Finding catalysts for industrial reactions is a vitally important field of research. For example, without a catalyst the conversion of nitrogen and hydrogen into the valuable compound ammonia in the Haber process would be too slow to be useful. An iron catalyst speeds up the reaction and makes the process fast enough to be economically worthwhile.
If reacting substances are heated, the rate of the reaction usually rises; equally, if they are cooled, the reaction slows down. In order to react, the particles in the substances must collide with each other. Heat gives them more energy to move around and so increases the chances of a collision. When particles do collide, they are more likely to react, rather than just bounce off each other, if they are moving faster. Cooling has the opposite effects. For example, when sodium thiosulphate is mixed with dilute hydrochloric acid the mixture becomes cloudy as solid sulphur comes out of the solution (precipitates). If the mixture is heated, it becomes cloudier more quickly. If it is cooled, it takes longer to become cloudy. Measuring gas volumes could be appropriate in a reaction such as the evolution of carbon dioxide gas when dilute hydrochloric acid is added to calcium carbonate,
CaCO3 + 2HCl → CaCl2 + H2O + CO2.
The rate at which carbon dioxide is evolved can be followed by attaching a gas syringe to a test tube in which the reaction is occurring and noting the volumes at fixed time intervals.
By sampling the reaction mixture and the concentration of one of the components of the reaction mixture (either reactants or products) at regular intervals, the concentration of the reaction mixture can be estimated by titration. An example is the acid-catalysed hydrolysis of an ester such as ethyl ethanoate,
CH3COOC2H5 + H2O → CH3COOH + C2H5OH.
The reaction mixture is titrated at intervals against a standard solution of sodium hydroxide; there is a constant concentration of acid present as catalyst, so as the reaction progresses, more alkali is required due to the formation of ethanoic acid.
In some reactions, electrical conductivity can be measured, as this changes as the reaction proceeds. For example, during the alkaline hydrolysis of bromoethane,
C2H5Br + OH- → C2H5OH + Br-,
the conductivity decreases because the fast-moving hydroxyl (OH¯) ions are replaced by the slower-moving bromide ions.

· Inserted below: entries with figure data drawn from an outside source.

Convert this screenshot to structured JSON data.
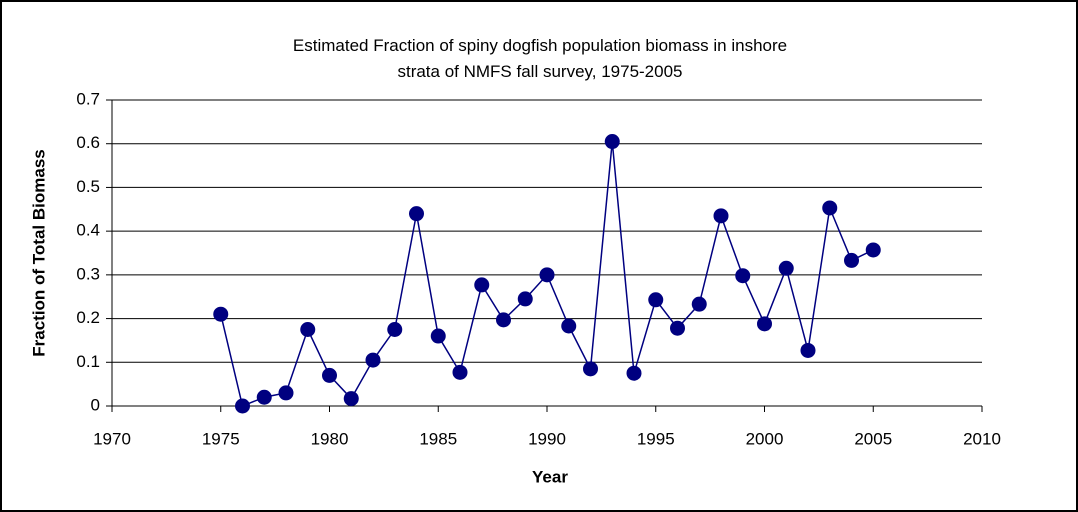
{
  "chart_data": {
    "type": "line",
    "title": "Estimated Fraction of spiny dogfish population biomass in inshore strata of NMFS fall survey, 1975-2005",
    "x_label": "Year",
    "y_label": "Fraction of Total Biomass",
    "x": [
      1975,
      1976,
      1977,
      1978,
      1979,
      1980,
      1981,
      1982,
      1983,
      1984,
      1985,
      1986,
      1987,
      1988,
      1989,
      1990,
      1991,
      1992,
      1993,
      1994,
      1995,
      1996,
      1997,
      1998,
      1999,
      2000,
      2001,
      2002,
      2003,
      2004,
      2005
    ],
    "series": [
      {
        "name": "Fraction",
        "color": "#000080",
        "values": [
          0.21,
          0.0,
          0.02,
          0.03,
          0.175,
          0.07,
          0.017,
          0.105,
          0.175,
          0.44,
          0.16,
          0.077,
          0.277,
          0.197,
          0.245,
          0.3,
          0.183,
          0.085,
          0.605,
          0.075,
          0.243,
          0.178,
          0.233,
          0.435,
          0.298,
          0.188,
          0.315,
          0.127,
          0.453,
          0.333,
          0.357
        ]
      }
    ],
    "xlim": [
      1970,
      2010
    ],
    "xticks": [
      1970,
      1975,
      1980,
      1985,
      1990,
      1995,
      2000,
      2005,
      2010
    ],
    "ylim": [
      0,
      0.7
    ],
    "yticks": [
      0,
      0.1,
      0.2,
      0.3,
      0.4,
      0.5,
      0.6,
      0.7
    ],
    "grid": true
  }
}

Other properties which can be followed in order to determine reaction rates include changes of pressure, for gaseous reactions; changes in optical rotation, where optically active materials are involved; and absorption of electromagnetic radiation, such as light, using a spectrophotometer.
Increasing the concentration of reactants can have an effect similar to heating them, because the more particles present, the more likely a collision, and so the higher the reaction rate. Particle size can also affect reaction rate. Marble chips will dissolve in hydrochloric acid more slowly than an equal amount of ground marble, because less surface area is exposed for the acid to attack.
Aim: How much concentration of sodium thiosulphate (Na2S2O3) affects the rate of reaction when tested with Hydrochloric acid (HCL).
The chemical reaction is Na2S2O3 + 2HCL → 2NaCL + H2O + SO2 + S
Safety: You should always wear goggles through all of the experiment as your eyes may come into contact with the solution.
Fair Test: You should always use the same type of apparatus through out the experiment. To initiate a fair experiment you should try to keep all of the solutions at the same temperature for all experiments.
Prediction: I predict that the higher concentration of the catalyst the faster the reaction will take. The less the concentration the slower it will take.
Apparatus:
Conical Flask Stop Clock
Measuring Cylinder Goggles
Method:
- Gather all of the equipment all together
-
(Every time I do the experiment I change the concentration of the Na2S2O3 but the concentration of the HCL will be the same. I will change the Na2S2O3 solution from 0.2ml to 0.4ml, 0.6ml, 0.8ml, and finally 1ml in separate experiments). Using two measuring cylinders pour 0.5ml of HCL into one of the cylinders and the first amount of Na2S2O3 Into the other cylinder.
- Draw an X symbol onto a clear sheet of paper.
- Put the flask onto the paper and empty both of the cylinders into the flask and start the stop clock.
-
Repeat this experiment with all of the other concentrations of Na2S2O3 three times.
Results:
Conclusion: My prediction was correct. As I added more Na2S2O3
the reaction speeded up and was shorter with the more Na2S2O3
I used. In my first experiment my average time of the X disappearing was 31 seconds and in my second concentration the time was only 23.5 seconds (average) and in my last experiment it the average was only 12 seconds.